2. The device of claim 1 , wherein the human-interface interface comprises a keypad interface.

3. The device of claim 1 , further comprising authentication means, operably coupled to the controller, for determining whether a user is authorized to use the device.

4. The device of claim 1 , further comprising application programming interface (API) means for configuring the device in accordance with the particular mode of operation selected.

5. The device of claim 1 , further comprising wireless communication means for transceiving information with an external communication system.

6. A radio frequency (RF) communications core, comprising:

- a first housing having at least one RF shielding enclosure contained therein;

- a modulator and demodulator disposed within the at least one RF shielding enclosure;

- a second-housing interface that is operably coupled to the first housing and that includes a human-interface interface and a functional interface;

- a controller disposed within the first housing that is operably coupled to:

- the human-interface interface;

- the functional interface; and

- at least one of the modulator and demodulator; which controller selects a particular human-interface mode of operation from amongst a plurality of stored human- interface modes of operation to accommodate a particular second housing human-interface.

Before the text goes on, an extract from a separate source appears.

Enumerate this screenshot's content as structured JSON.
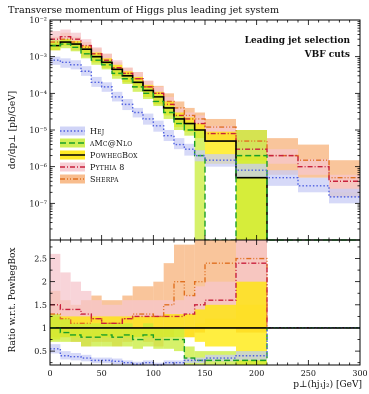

7. The RF communications core of claim 16, wherein the external communication system is a communication system selected from the group consisting of: a GSM system, a trunked system, a data network and a cellular system.

8. A method of providing wireless communications using a RF communications core that includes:

- a first housing having at least one radio frequency shielded enclosure contained therein; - a modulator and demodulator disposed within the at least one enclosure;

- a second-housing interface that is operably coupled to the first housing and that includes a functional interface;

- a controller disposed within the first housing that is operably coupled to:

- the functional interface; and

- at least one of the modulator and demodulator;

l l which controller selects a particular mode of operation from amongst a plurality of stored modes of operation to accommodate a particular second housing function-interface; the method comprising the steps of: determining a human-interface mode of operation for the RF communications core; and using the controller to enable the RF communications core, based at least in part on the human-interface mode of operation.

9 . The method of claim 19, further comprising the step of determining whether the first housing and second housing are compatible for operation.